I mean it's bad, but not that bad!
A Freudian slip if ever there was one, Wizard. You've obviously been on AIBU a long time...
I feel your pain I moved away from my home area and so have no long term history with people here and do get isolated as like you didn't got o school with them or have known the family for decades!
I try to get to exercise classes (and get there a lil early/don't rush off) which helps. I've also done courses at the local college. Make a point of arranging regular work socials. Although this hasn't given me a particular best friend its helped me not feel so alone.
Failing all that just so you know you are not alone in feeling alone!
When I moved countries, I joined a beginner tennis class and this type of thing gives you a huge circle of friends. Those of us who stayed in the classes play on teams and leagues together, but I am still very good friends with a couple of women who gave up.
Something like tennis where a foursome is always required is great because you are either contacted to make up a court, or if you are organizing a game, you have great reasons to call people, "can you play, blah blah, oh not today? Never mind maybe we can play next week? " and then do.
I have always been shy around New people but the common interest does away with all awkwardness.
Good luck with whatever you do, it sounds really stressful.
oh Diamond my heart goes out to you, it sounds very tough for you at the moment.
It sounds like you need support as well as friendship.
I've been lonely on and off all my life (!) and i feel that when you are facing great difficulties at the same time (as you are with your DS issues and separation from DH) then it can feel virtually impossible to "go out and join a club" which is the usual advice...
Don't forget there are listening helplines you can call like Parentline and the Samaritans. Also, is there a SureStart in your area or any kind of support group for parents with the issues your son has? Even if he is not living with you, you are 100% his parent and entitled to such support.
Can I also say that tennis is fab fun, and such a laugh for beginners as everyone makes the most stupid shots, and then people are really admiring once you start mastering a shot (everyone does good shots even if only once in a blue moon).
You don't have to be fit to start either.
Thanks all yes it's def having no support from anyone. When u got a partner u can share all the problems so if I was still married by ds problems would have been so much easier to cope with but now I have to trust his dad and Ow to look after him for now. I had a year of being blamed why he being so naughty. And having family so far means my support is less. I do talk to work friends but I hate to sound like you miserable. I have never done anything like tennis or a sport as have kids home so going out when u single mum not easy as need to be home evening.
I am a single mum too Diamond, it is not easy when there are big issues going on.
I do recommend SureStart or even asking your health visitor or GP or school (whoever is the friendliest!) if there are any single parent support groups or groups for parents of special needs in your area.
Exercise has helped my own mental health but i don't know if I would have been up for tennis in my lonelier moments, hmm not sure even what you wear for it?! But something else along those lines, or sometimes there are knitting beginners classes or something where you don't have to chat loads but (in theory!) get to know people as you go along.

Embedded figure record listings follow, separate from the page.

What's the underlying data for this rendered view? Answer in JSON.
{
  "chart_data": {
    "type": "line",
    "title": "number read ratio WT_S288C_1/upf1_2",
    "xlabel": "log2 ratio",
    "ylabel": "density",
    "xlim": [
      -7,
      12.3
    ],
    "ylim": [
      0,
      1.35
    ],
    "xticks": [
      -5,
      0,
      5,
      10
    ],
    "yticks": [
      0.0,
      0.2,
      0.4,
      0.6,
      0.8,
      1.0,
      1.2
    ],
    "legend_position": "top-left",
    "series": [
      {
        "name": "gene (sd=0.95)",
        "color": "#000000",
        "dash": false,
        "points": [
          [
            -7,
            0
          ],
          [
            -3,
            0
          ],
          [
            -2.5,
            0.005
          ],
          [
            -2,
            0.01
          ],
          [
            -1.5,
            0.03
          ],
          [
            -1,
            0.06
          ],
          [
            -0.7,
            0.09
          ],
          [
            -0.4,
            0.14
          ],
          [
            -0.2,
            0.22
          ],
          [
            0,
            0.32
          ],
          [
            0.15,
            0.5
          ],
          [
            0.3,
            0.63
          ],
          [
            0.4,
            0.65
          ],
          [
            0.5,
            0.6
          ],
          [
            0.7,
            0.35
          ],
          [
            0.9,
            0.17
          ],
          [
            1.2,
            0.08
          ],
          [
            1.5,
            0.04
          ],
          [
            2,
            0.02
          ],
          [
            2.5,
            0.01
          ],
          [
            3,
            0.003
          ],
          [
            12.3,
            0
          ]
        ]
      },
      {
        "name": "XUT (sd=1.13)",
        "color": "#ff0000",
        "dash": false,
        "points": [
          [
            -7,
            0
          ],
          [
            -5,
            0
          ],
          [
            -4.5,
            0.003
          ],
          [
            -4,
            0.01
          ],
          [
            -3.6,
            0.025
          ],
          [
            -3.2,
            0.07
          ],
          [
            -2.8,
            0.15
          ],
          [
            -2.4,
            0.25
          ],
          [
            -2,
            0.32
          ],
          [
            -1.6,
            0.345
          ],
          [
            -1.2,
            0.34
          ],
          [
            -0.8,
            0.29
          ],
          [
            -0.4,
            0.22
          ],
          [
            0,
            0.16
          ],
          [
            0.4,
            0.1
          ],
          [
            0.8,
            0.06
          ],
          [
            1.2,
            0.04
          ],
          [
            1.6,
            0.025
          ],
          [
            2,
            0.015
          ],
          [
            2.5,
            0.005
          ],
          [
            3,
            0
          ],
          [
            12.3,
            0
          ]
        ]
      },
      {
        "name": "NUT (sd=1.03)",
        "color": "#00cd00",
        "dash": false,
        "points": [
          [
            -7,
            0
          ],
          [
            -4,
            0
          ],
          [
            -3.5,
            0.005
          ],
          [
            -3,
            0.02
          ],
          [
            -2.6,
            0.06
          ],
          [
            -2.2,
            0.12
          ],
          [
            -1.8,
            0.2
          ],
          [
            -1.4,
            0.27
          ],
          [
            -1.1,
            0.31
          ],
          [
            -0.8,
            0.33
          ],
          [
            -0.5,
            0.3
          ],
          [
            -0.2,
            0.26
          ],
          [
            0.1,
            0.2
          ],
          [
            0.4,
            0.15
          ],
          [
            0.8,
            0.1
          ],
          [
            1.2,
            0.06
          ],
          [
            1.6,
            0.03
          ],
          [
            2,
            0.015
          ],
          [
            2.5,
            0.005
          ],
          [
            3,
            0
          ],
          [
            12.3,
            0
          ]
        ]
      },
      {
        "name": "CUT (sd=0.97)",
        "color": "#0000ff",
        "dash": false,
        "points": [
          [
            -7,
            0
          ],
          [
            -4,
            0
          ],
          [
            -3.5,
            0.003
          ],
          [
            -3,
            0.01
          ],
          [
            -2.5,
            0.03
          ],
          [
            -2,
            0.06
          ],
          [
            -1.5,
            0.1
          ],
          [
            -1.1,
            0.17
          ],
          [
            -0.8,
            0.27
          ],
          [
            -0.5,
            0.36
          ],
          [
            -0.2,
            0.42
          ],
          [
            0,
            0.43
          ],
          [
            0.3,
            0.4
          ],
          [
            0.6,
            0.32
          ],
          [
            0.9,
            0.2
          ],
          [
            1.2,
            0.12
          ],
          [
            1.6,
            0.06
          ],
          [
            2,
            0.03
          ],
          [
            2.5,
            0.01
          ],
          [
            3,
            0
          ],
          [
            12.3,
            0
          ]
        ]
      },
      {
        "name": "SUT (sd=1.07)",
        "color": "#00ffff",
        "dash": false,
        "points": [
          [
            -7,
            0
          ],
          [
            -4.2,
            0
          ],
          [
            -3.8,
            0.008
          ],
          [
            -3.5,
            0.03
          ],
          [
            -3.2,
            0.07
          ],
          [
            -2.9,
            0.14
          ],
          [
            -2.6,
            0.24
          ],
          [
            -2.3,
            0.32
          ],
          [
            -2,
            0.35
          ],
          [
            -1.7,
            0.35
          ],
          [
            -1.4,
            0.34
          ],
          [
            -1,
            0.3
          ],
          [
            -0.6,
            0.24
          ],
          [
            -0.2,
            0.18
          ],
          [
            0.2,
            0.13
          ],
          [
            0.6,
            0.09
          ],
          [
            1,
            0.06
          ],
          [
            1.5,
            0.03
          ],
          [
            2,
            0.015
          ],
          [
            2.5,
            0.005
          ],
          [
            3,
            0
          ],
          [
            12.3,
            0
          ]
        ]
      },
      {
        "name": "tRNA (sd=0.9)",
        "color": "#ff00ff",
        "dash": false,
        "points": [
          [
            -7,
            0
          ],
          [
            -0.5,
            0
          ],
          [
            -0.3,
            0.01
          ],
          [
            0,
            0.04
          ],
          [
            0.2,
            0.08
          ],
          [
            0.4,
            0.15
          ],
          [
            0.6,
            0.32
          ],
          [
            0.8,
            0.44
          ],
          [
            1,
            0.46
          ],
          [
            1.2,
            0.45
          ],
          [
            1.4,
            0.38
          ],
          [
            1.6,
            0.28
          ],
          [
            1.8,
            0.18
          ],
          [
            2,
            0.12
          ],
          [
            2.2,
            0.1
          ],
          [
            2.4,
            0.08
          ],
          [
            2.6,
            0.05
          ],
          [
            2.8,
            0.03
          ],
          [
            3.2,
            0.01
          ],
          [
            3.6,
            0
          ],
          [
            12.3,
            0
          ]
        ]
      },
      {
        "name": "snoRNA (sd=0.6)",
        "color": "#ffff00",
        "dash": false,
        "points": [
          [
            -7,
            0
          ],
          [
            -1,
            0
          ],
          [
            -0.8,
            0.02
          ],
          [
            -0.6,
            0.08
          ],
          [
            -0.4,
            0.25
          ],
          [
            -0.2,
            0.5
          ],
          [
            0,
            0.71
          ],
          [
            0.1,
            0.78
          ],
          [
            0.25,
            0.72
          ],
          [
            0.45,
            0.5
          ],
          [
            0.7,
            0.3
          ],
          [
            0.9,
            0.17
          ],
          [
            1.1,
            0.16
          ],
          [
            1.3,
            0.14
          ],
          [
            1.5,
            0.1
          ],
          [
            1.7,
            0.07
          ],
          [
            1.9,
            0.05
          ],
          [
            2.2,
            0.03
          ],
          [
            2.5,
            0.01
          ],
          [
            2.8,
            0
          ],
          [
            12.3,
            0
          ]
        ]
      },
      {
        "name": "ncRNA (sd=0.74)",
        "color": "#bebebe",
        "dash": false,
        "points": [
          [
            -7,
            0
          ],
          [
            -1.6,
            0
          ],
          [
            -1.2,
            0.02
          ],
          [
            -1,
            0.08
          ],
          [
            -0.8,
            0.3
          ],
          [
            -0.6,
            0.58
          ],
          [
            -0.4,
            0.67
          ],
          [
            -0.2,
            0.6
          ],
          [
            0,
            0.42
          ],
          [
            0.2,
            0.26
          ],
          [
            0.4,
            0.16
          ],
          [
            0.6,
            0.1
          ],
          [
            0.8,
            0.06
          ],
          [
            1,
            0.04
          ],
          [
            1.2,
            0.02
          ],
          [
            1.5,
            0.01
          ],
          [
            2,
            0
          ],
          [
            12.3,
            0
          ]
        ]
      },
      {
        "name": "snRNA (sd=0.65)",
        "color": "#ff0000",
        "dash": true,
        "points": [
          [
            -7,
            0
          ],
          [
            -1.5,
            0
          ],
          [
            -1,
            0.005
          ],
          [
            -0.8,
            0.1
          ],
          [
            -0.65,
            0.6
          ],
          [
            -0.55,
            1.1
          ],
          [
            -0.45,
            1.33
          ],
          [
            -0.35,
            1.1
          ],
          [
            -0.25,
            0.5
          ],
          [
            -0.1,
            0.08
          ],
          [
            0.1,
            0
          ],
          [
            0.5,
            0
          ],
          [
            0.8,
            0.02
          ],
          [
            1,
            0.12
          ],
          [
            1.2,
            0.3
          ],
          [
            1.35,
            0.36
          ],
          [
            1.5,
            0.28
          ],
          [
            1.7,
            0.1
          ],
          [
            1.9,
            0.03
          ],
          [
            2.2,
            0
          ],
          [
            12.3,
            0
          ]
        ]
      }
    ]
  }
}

But for the actual support it can take so long to make good friends, that's why I'd maybe recommend an agency like SureStart or one of the befriending charities... Good luck with it all, it's great you get on well with your DD too, maybe you could even join something together.
If DD is 12 and willing mums and daughters often come to my exercise classes together - so no issue in leaving her.
Yes maybe finding a support group is what I need. Because my ds not living me I can't have a family worker of my own his dad has one. My ds can get violent he threatened me with a knife few weeks a go so that's pretty scary. Talking to others in same position may help.
Sounds very scary Diamond to be threatened by your own son with a knife...hope your looking for support goes well.